Kristi Williams works on a wooden portfolio project at The Krenov School during her first year in the fine woodworking program. She designed the spalted western maple portfolio with hidden dovetail joinery and custom shop-made brass handles. Williams, a resident of Australia, is in her second year at The Krenov School. (Photo credit: Michelle Frederick)
As part of its corporate focus on woodworking education, Woodcraft Supply has decided to support The Krenov Foundation Scholarship Program for the school that internationally acclaimed author, teacher and cabinetmaker James Krenov founded in 1981.
The Krenov Foundation, established in 2014, awards several substantial scholarships each year to students attending The Krenov School, supports fine furniture shows, and has begun digitizing images of Krenov’s work. Visit thekrenovfoundation.org to learn more.
“Woodcraft welcomes the opportunity to help students who wish to pursue a fine woodworking education at The Krenov School, an institution that continues to pursue excellence in woodworking instruction that reflects James Krenov’s legacy,” President and CEO Jack Bigger said.

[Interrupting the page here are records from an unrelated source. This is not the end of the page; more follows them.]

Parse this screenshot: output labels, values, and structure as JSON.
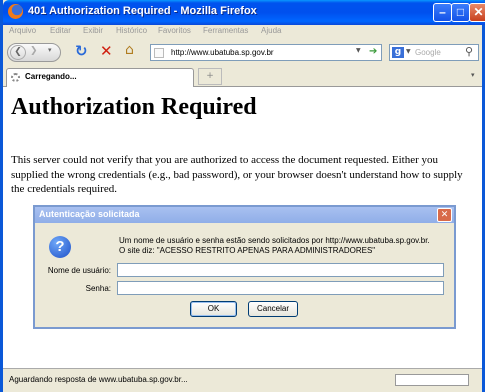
{
  "window": {
    "title": "401 Authorization Required - Mozilla Firefox",
    "minimize_glyph": "–",
    "maximize_glyph": "□",
    "close_glyph": "✕"
  },
  "menu": [
    "Arquivo",
    "Editar",
    "Exibir",
    "Histórico",
    "Favoritos",
    "Ferramentas",
    "Ajuda"
  ],
  "nav": {
    "url": "http://www.ubatuba.sp.gov.br",
    "search_placeholder": "Google"
  },
  "tabs": [
    {
      "label": "Carregando...",
      "active": true
    }
  ],
  "page": {
    "heading": "Authorization Required",
    "body": "This server could not verify that you are authorized to access the document requested. Either you supplied the wrong credentials (e.g., bad password), or your browser doesn't understand how to supply the credentials required."
  },
  "dialog": {
    "title": "Autenticação solicitada",
    "message_line1": "Um nome de usuário e senha estão sendo solicitados por http://www.ubatuba.sp.gov.br.",
    "message_line2": "O site diz: \"ACESSO RESTRITO APENAS PARA ADMINISTRADORES\"",
    "username_label": "Nome de usuário:",
    "username_value": "",
    "password_label": "Senha:",
    "password_value": "",
    "ok_label": "OK",
    "cancel_label": "Cancelar"
  },
  "status": {
    "text": "Aguardando resposta de www.ubatuba.sp.gov.br..."
  },
  "colors": {
    "titlebar": "#0053ee",
    "dialog_titlebar": "#90aee8",
    "chrome": "#ece9d8"
  }
}
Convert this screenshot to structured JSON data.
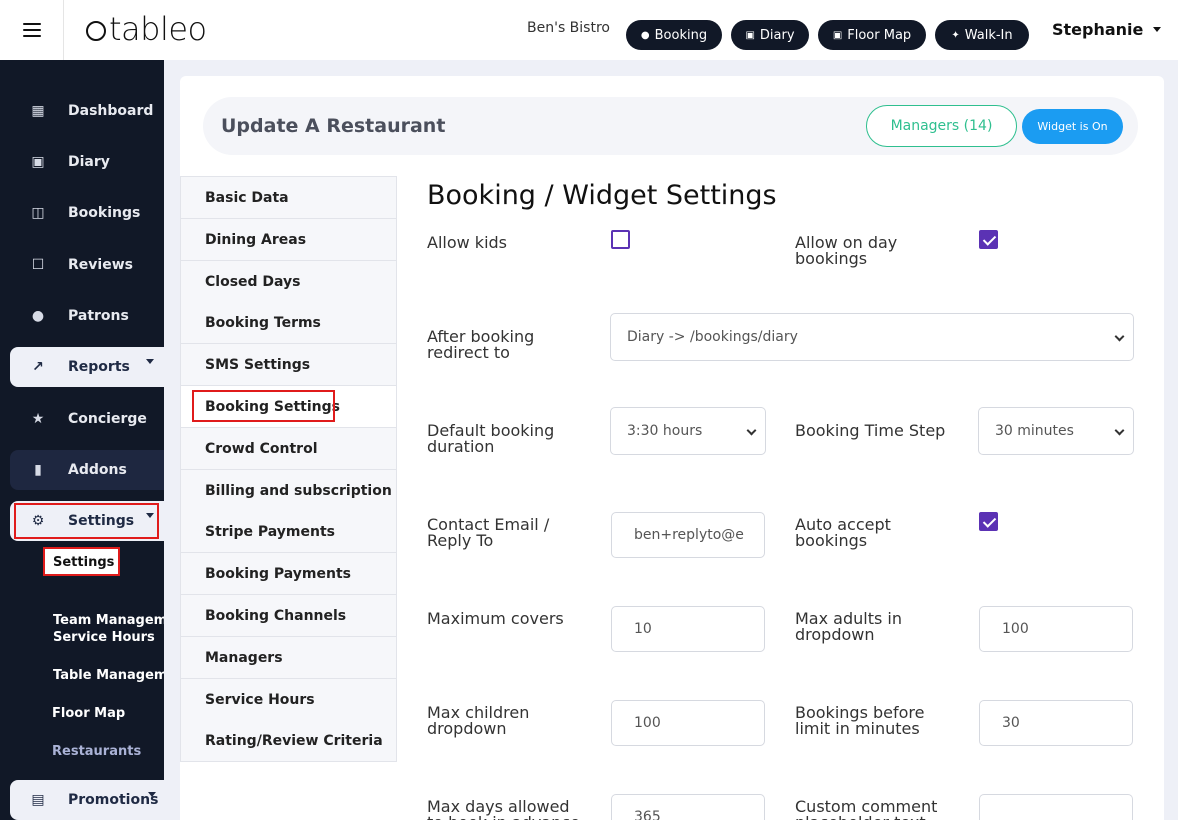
{
  "topbar": {
    "logo": "tableo",
    "restaurant": "Ben's Bistro",
    "buttons": [
      {
        "label": "Booking",
        "icon": "plus-circle-icon"
      },
      {
        "label": "Diary",
        "icon": "calendar-icon"
      },
      {
        "label": "Floor Map",
        "icon": "calendar-icon"
      },
      {
        "label": "Walk-In",
        "icon": "walking-icon"
      }
    ],
    "user": "Stephanie"
  },
  "sidebar": {
    "items": [
      {
        "label": "Dashboard",
        "icon": "dashboard-icon"
      },
      {
        "label": "Diary",
        "icon": "calendar-icon"
      },
      {
        "label": "Bookings",
        "icon": "bookings-icon"
      },
      {
        "label": "Reviews",
        "icon": "review-icon"
      },
      {
        "label": "Patrons",
        "icon": "person-icon"
      },
      {
        "label": "Reports",
        "icon": "chart-icon"
      },
      {
        "label": "Concierge",
        "icon": "star-icon"
      },
      {
        "label": "Addons",
        "icon": "addon-icon"
      },
      {
        "label": "Settings",
        "icon": "gear-icon"
      },
      {
        "label": "Promotions",
        "icon": "gift-icon"
      }
    ],
    "settings_sub": [
      "Settings",
      "Team Management",
      "Service Hours",
      "Table Management",
      "Floor Map",
      "Restaurants"
    ]
  },
  "header": {
    "title": "Update A Restaurant",
    "managers_label": "Managers (14)",
    "widget_label": "Widget is On"
  },
  "menu": {
    "items": [
      "Basic Data",
      "Dining Areas",
      "Closed Days",
      "Booking Terms",
      "SMS Settings",
      "Booking Settings",
      "Crowd Control",
      "Billing and subscription",
      "Stripe Payments",
      "Booking Payments",
      "Booking Channels",
      "Managers",
      "Service Hours",
      "Rating/Review Criteria"
    ],
    "active": "Booking Settings"
  },
  "form": {
    "title": "Booking / Widget Settings",
    "allow_kids": {
      "label": "Allow kids",
      "checked": false
    },
    "allow_on_day": {
      "label": "Allow on day bookings",
      "checked": true
    },
    "redirect": {
      "label": "After booking redirect to",
      "value": "Diary -> /bookings/diary"
    },
    "default_duration": {
      "label": "Default booking duration",
      "value": "3:30 hours"
    },
    "time_step": {
      "label": "Booking Time Step",
      "value": "30 minutes"
    },
    "contact_email": {
      "label": "Contact Email / Reply To",
      "value": "ben+replyto@e"
    },
    "auto_accept": {
      "label": "Auto accept bookings",
      "checked": true
    },
    "max_covers": {
      "label": "Maximum covers",
      "value": "10"
    },
    "max_adults": {
      "label": "Max adults in dropdown",
      "value": "100"
    },
    "max_children": {
      "label": "Max children dropdown",
      "value": "100"
    },
    "bookings_before": {
      "label": "Bookings before limit in minutes",
      "value": "30"
    },
    "max_days": {
      "label": "Max days allowed to book in advance",
      "value": "365"
    },
    "custom_comment": {
      "label": "Custom comment placeholder text",
      "value": ""
    }
  },
  "colors": {
    "sidebar": "#111827",
    "accent_green": "#2fbf8f",
    "accent_blue": "#1b9cf2",
    "checkbox": "#5b32b4",
    "highlight": "#e01b1b"
  }
}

After Krenov died on Sept. 9, 2009, the Times of London online included a lengthy review of his life that began: “In outline, James Krenov’s cabinets are conventional. It is in the way in which they display a creator in total harmony with his raw material – wood in all its vitality and variety – that they are extraordinary,” followed by praise for his attention to the details of the wood used, as well as the joinery.
James Krenov was born on October 31, 1920, to Dimitri and Julia Krenov, Russian citizens who were teaching in Siberia at the time. He grew up in Alaska and Seattle and later lived in Sweden, where he became interested in cabinetmaking and enrolled in Carl Malmsten’s School for two years. He then embarked on a cabinetmaking career that later embraced writing about and teaching fine woodworking. (Photo courtesy of The Krenov School)
Despite a period of financial hardship, Krenov refused to cut corners in his cabinetmaking, reflecting a passion for excellence that led to writing five books, teaching and awards. When he was asked to start the Fine Woodworking Program at the College of the Redwoods, in Fort Bragg, California, in 1981, he was famous in his field. For the next 21 years, he taught hundreds of students from around the world while continuing to build furniture.
Krenov wrote the following as part of an introduction to students in 1997:
“We hope that in viewing what we are offering here, you will pay attention to the details, notice the results, and come to realize that if one cares enough, if one pays enough attention to the richness of wood, to the tools, to the marvel of one’s own hands and eye, all these things come together so that a person’s work becomes that person; that person’s message.”
To learn more about Krenov, visit thekrenovlschool.org.
Gian Scarabino, a first-year student in 2017-2018, works on a pear side table project at The Krenov School. (Photo credit: Laura Mays)
In 2016, Mendocino College took over the administration of Krenov’s program, which is now The Krenov School, but is still located in Fort Bragg, California. The intense nine-month fine woodworking program open to 23 students at a time, is six days a week, eight hours a day and divided into two semesters. Some students opt to go a second year for more advanced instruction. Although machinery is used at the school, the focus is on teaching students to use hand tools and learn to design and execute a project on their own.
Listen below to Laura Mays, director of The Krenov School, describe the curriculum in a 2016 interview with Ron Hock, treasurer of the foundation and owner of Hock Tools.
The Krenov Foundation will accept scholarship applications for The Krenov School’s 2020-2021 nine-month program from March 1 to March 31, 2020.
It is inspiring to read about the Krenov School and to view the online gallery of student work. Hats off to all the folks who work hard to keep James Krenov’s program available to those who are passionate about learning to work with wood.